As shown in the Repository Structure section, only the five datasets relevant to our experiments are included. Each dataset contains **30 pre-defined train/test splits** (30-holdout), matching the experimental setup described in the paper.

**Note:** If you prefer to download the datasets manually, you can get `datasets-orreview.zip` from the URL above. For consistency with our experiments, we recommend keeping only the five datasets listed in the Repository Structure and removing all others to maintain a clean repository.

## 3. Installation & Setup

This repository is self-contained with all necessary code and configuration. Create the conda environment as follows:

```bash
# Create the conda environment
conda env create -f environment.yml
conda activate onc
```

**Note:** You may want to verify GPU availability with `python -c "import torch; print('CUDA available:', torch.cuda.is_available())"` before running experiments.


## 4. Running Experiments

### Reproducing Fig. 2 - Metric Curves (ERA dataset with logit model)

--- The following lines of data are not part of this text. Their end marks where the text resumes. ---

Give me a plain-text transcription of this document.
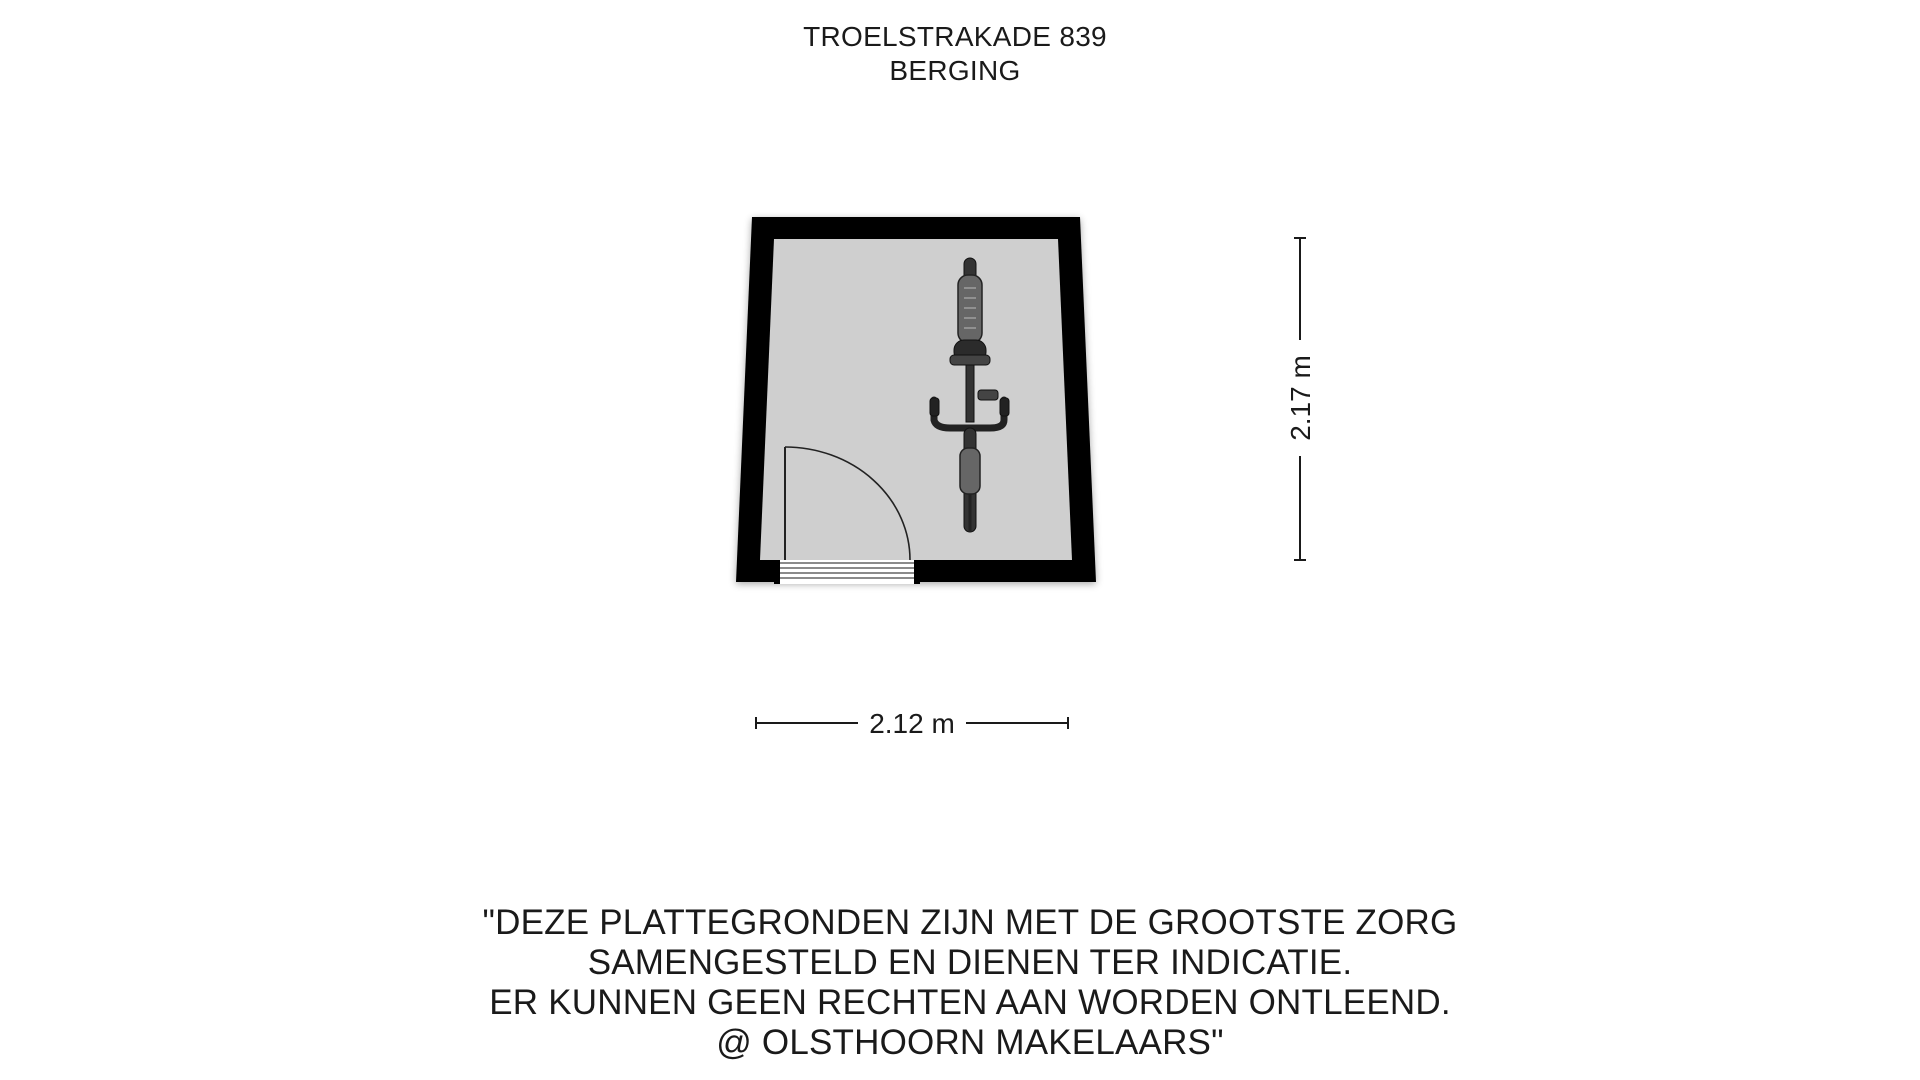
TROELSTRAKADE 839
BERGING
2.17 m
2.12 m
"DEZE PLATTEGRONDEN ZIJN MET DE GROOTSTE ZORG
SAMENGESTELD EN DIENEN TER INDICATIE.
ER KUNNEN GEEN RECHTEN AAN WORDEN ONTLEEND.
@ OLSTHOORN MAKELAARS"
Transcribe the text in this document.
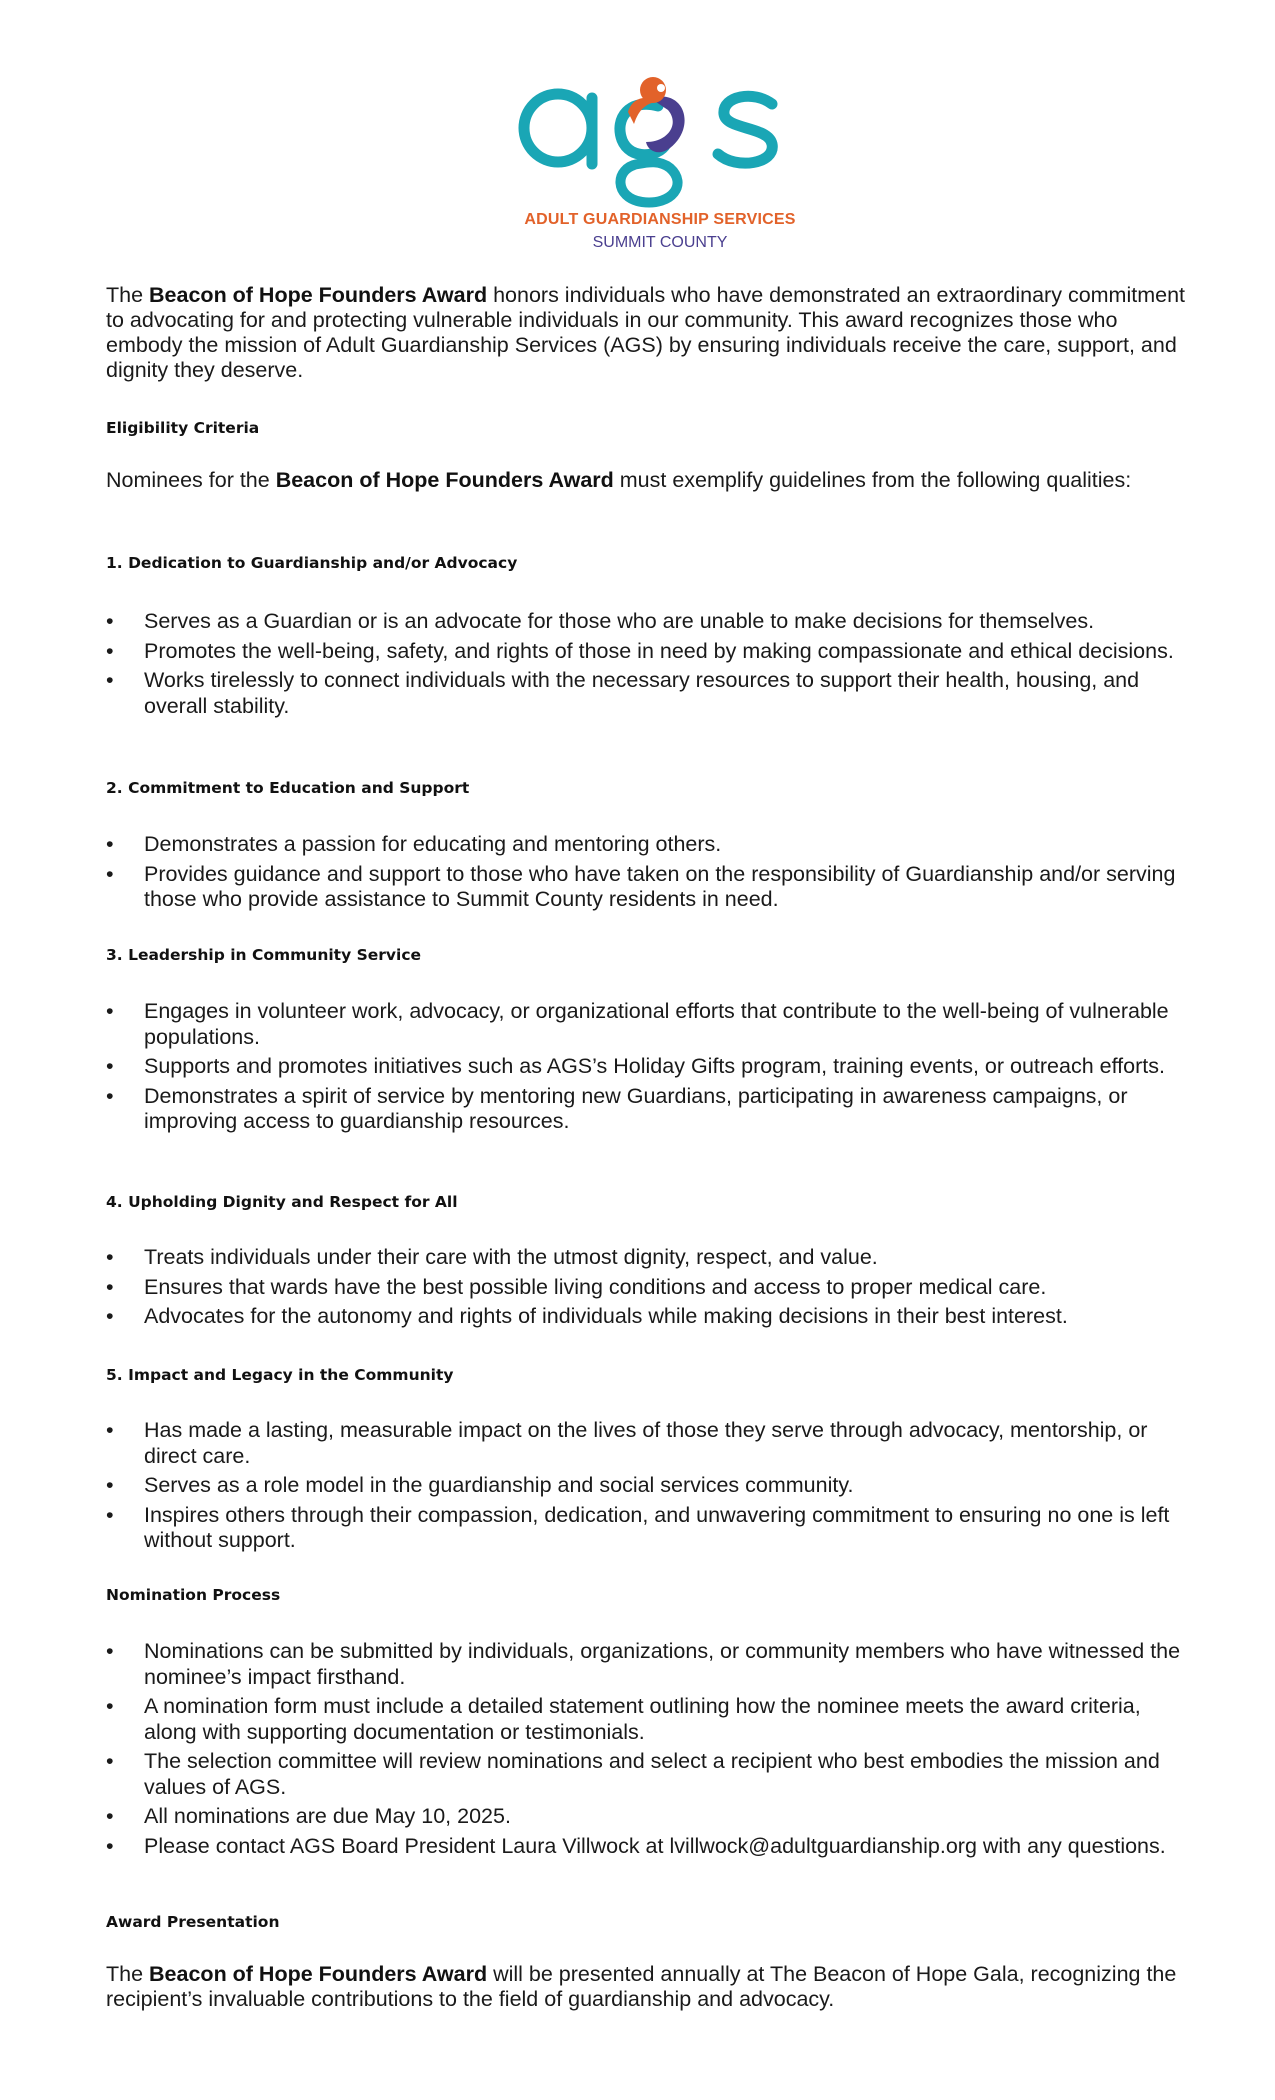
ADULT GUARDIANSHIP SERVICES
SUMMIT COUNTY

The Beacon of Hope Founders Award honors individuals who have demonstrated an extraordinary commitment to advocating for and protecting vulnerable individuals in our community. This award recognizes those who embody the mission of Adult Guardianship Services (AGS) by ensuring individuals receive the care, support, and dignity they deserve.

Eligibility Criteria

Nominees for the Beacon of Hope Founders Award must exemplify guidelines from the following qualities:

1. Dedication to Guardianship and/or Advocacy

• Serves as a Guardian or is an advocate for those who are unable to make decisions for themselves.
• Promotes the well-being, safety, and rights of those in need by making compassionate and ethical decisions.
• Works tirelessly to connect individuals with the necessary resources to support their health, housing, and overall stability.

2. Commitment to Education and Support

• Demonstrates a passion for educating and mentoring others.
• Provides guidance and support to those who have taken on the responsibility of Guardianship and/or serving those who provide assistance to Summit County residents in need.

3. Leadership in Community Service

• Engages in volunteer work, advocacy, or organizational efforts that contribute to the well-being of vulnerable populations.
• Supports and promotes initiatives such as AGS’s Holiday Gifts program, training events, or outreach efforts.
• Demonstrates a spirit of service by mentoring new Guardians, participating in awareness campaigns, or improving access to guardianship resources.

4. Upholding Dignity and Respect for All

• Treats individuals under their care with the utmost dignity, respect, and value.
• Ensures that wards have the best possible living conditions and access to proper medical care.
• Advocates for the autonomy and rights of individuals while making decisions in their best interest.

5. Impact and Legacy in the Community

• Has made a lasting, measurable impact on the lives of those they serve through advocacy, mentorship, or direct care.
• Serves as a role model in the guardianship and social services community.
• Inspires others through their compassion, dedication, and unwavering commitment to ensuring no one is left without support.

Nomination Process

• Nominations can be submitted by individuals, organizations, or community members who have witnessed the nominee’s impact firsthand.
• A nomination form must include a detailed statement outlining how the nominee meets the award criteria, along with supporting documentation or testimonials.
• The selection committee will review nominations and select a recipient who best embodies the mission and values of AGS.
• All nominations are due May 10, 2025.
• Please contact AGS Board President Laura Villwock at lvillwock@adultguardianship.org with any questions.

Award Presentation

The Beacon of Hope Founders Award will be presented annually at The Beacon of Hope Gala, recognizing the recipient’s invaluable contributions to the field of guardianship and advocacy.
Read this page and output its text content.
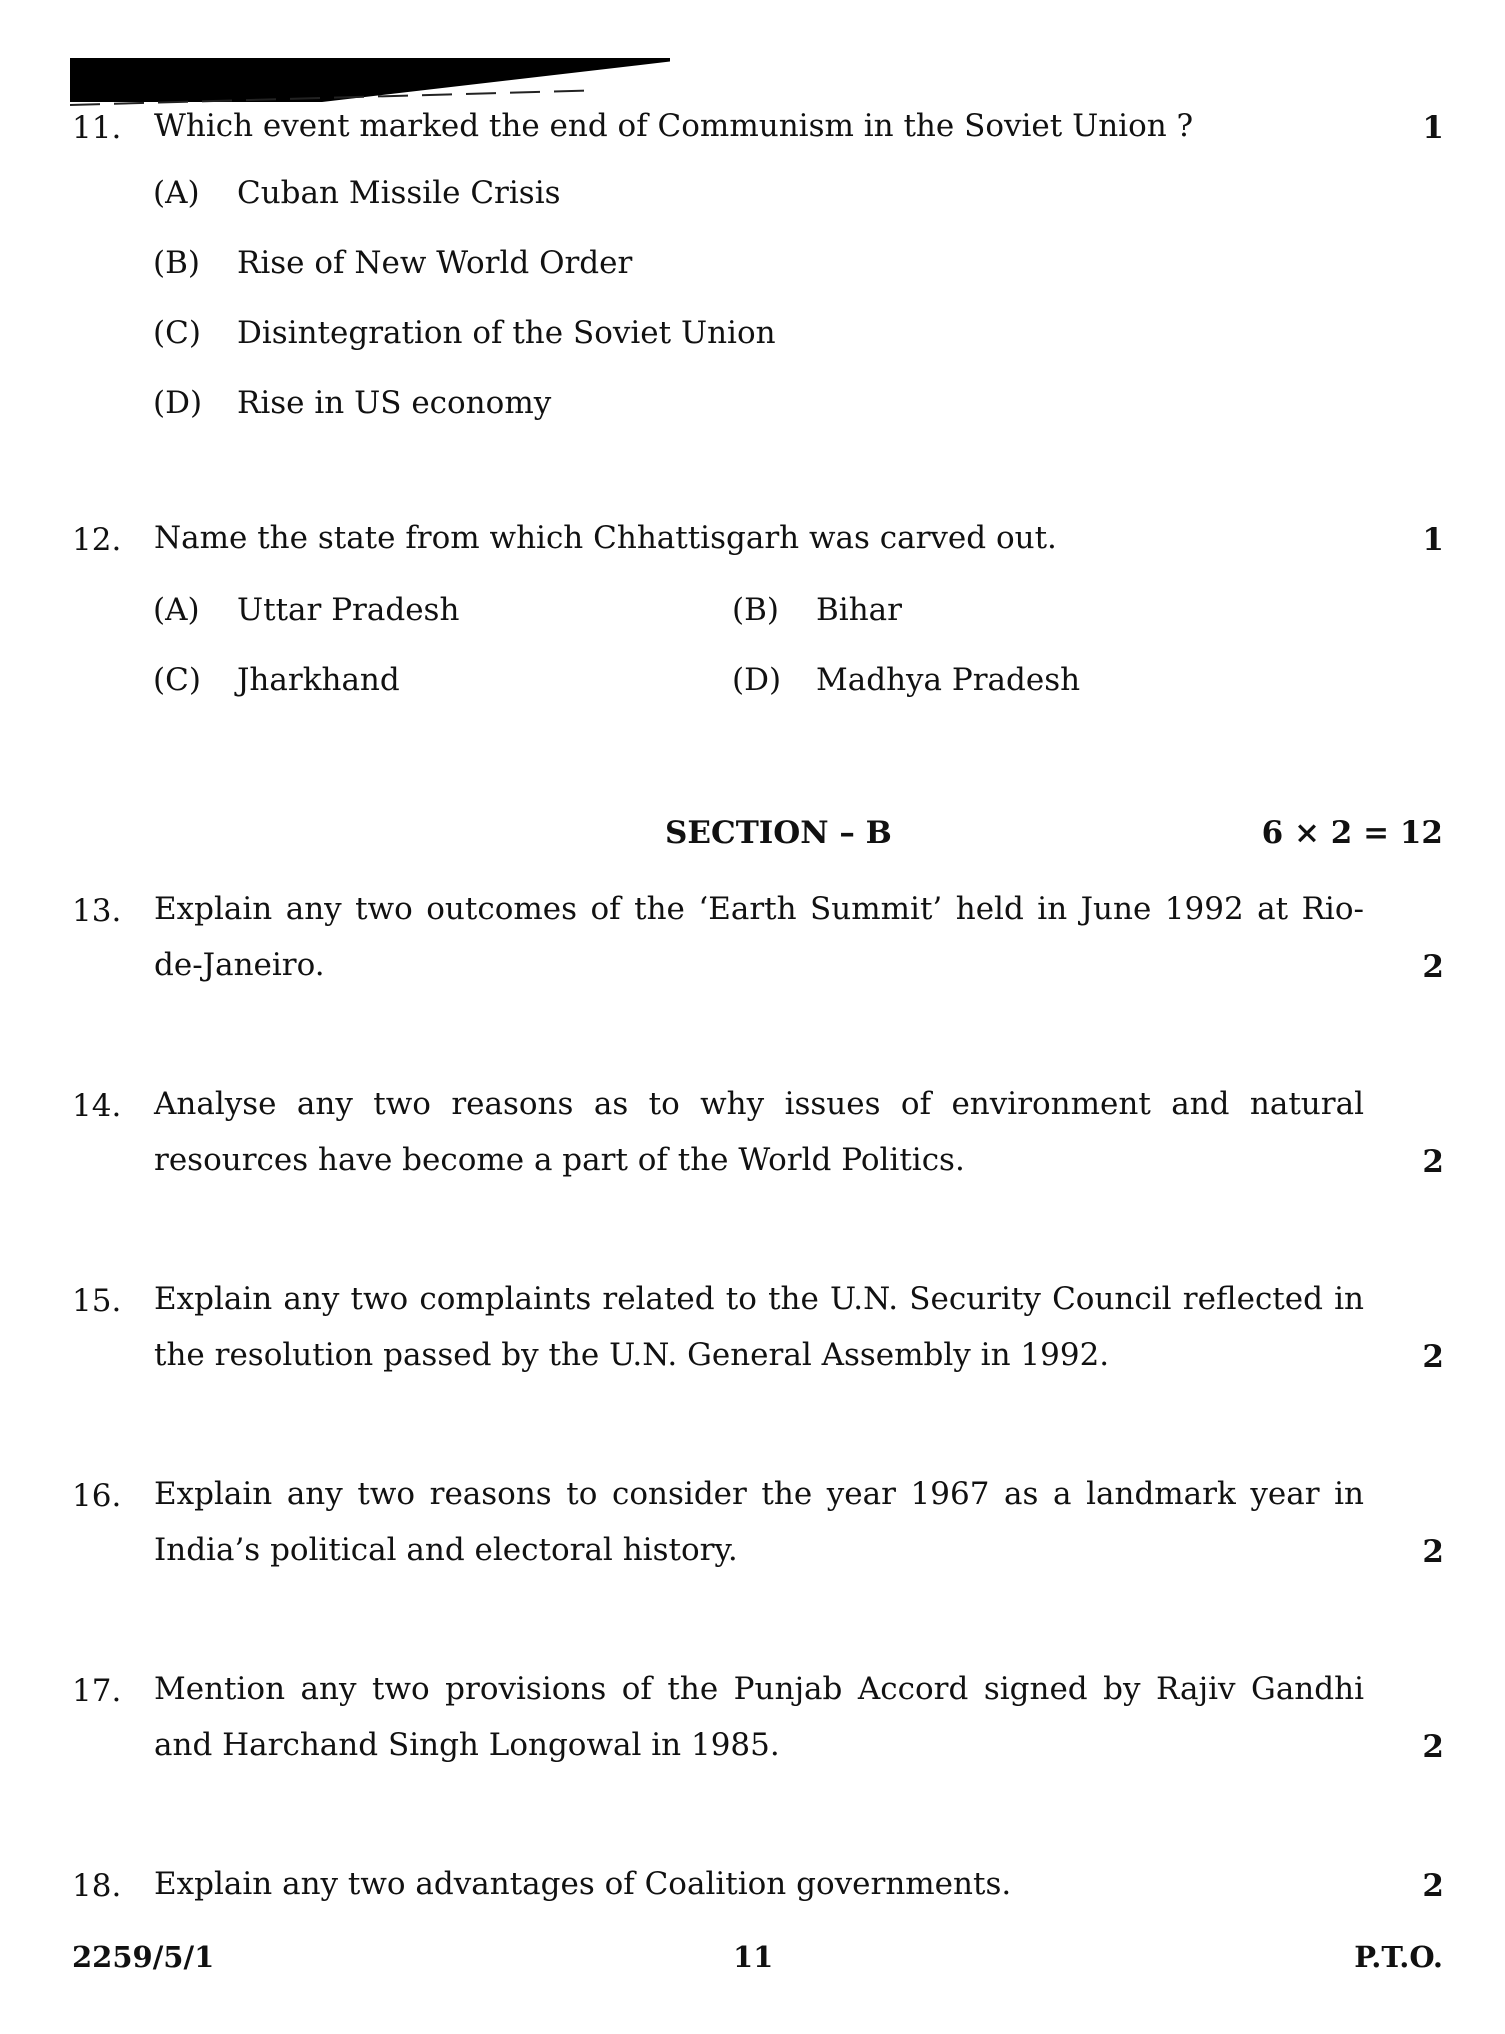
11. Which event marked the end of Communism in the Soviet Union ?	1
(A) Cuban Missile Crisis
(B) Rise of New World Order
(C) Disintegration of the Soviet Union
(D) Rise in US economy
12. Name the state from which Chhattisgarh was carved out.	1
(A) Uttar Pradesh	(B) Bihar
(C) Jharkhand	(D) Madhya Pradesh
SECTION – B	6 × 2 = 12
13. Explain any two outcomes of the ‘Earth Summit’ held in June 1992 at Rio-de-Janeiro.	2
14. Analyse any two reasons as to why issues of environment and natural resources have become a part of the World Politics.	2
15. Explain any two complaints related to the U.N. Security Council reflected in the resolution passed by the U.N. General Assembly in 1992.	2
16. Explain any two reasons to consider the year 1967 as a landmark year in India’s political and electoral history.	2
17. Mention any two provisions of the Punjab Accord signed by Rajiv Gandhi and Harchand Singh Longowal in 1985.	2
18. Explain any two advantages of Coalition governments.	2
2259/5/1	11	P.T.O.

The metric curves shown in **Fig. 2 of the paper** can be reproduced with the command below.  
Our `run.sh` launches several folds **in parallel on a single GPU**:

* **GPU memory usage** ≈ 360 MB per fold  
* **Default setting** runs 10 folds in parallel (≈ 3.6 GB total GPU memory)  
* **Customization** You can set any value from **1 to 30** folds depending on your GPU memory

```bash
# From onc_experiments/
cd experiment_metric_curve

# dataset = ERA, link = logit, parallelism = 10 folds
bash run.sh ERA logit 10     
# ➜ figure written to vis/aggregated/ERA/logit/ERA_logit_combined_metrics.png
```

Adjust the last argument based on your available GPU memory;  
setting it to `30` uses maximum parallelism but requires about 11 GB of GPU memory.

The resulting figure should match Fig. 2 in the paper.

### Reproducing Fig. 4 - Feature & Latent Space Visualization (ERA dataset with logit model)

Run the visualization pipeline:

```bash
# From onc_experiments/
cd experiment_visualization
bash run_vis.sh ERA logit
# ➜ combined PNGs written to:
#    vis/combined/ERA_logit_fix_f29_combined_visualization.png
#    vis/combined/ERA_logit_learn_f29_combined_visualization.png
```

* **Scope** uses the last fold and both threshold variants (fixed / learnable)

The resulting image(s) should match Fig. 4 in the paper.

**Note:** If you're interested in reproducing the complete experimental results for datasets ER, LE, SW, CA, and WR with both logit and probit models from **Appendix C** of the paper, you can run all experiments using the commands below. Please be aware that with the default 10-fold parallelism setting, this will take approximately **20 hours** on a single GPU:

```bash
# Processes all 5 datasets (ER, LE, SW, CA, WR) with both link functions (logit and probit)
# From onc_experiments/
cd experiment_metric_curve
bash run.sh

# For all feature & latent-space visualizations
# From onc_experiments/
cd experiment_visualization
bash run_vis.sh
```
---

## 5. License

This code is released under the MIT License, with an anonymous signature to maintain the double-blind review process.

All datasets used in this research are from the AYRNA Research Group's Ordinal Regression Review collection. These datasets have been properly cited in our paper, and their use complies with the original licensing terms.

See the [LICENSE](LICENSE) file for MIT license details regarding our code.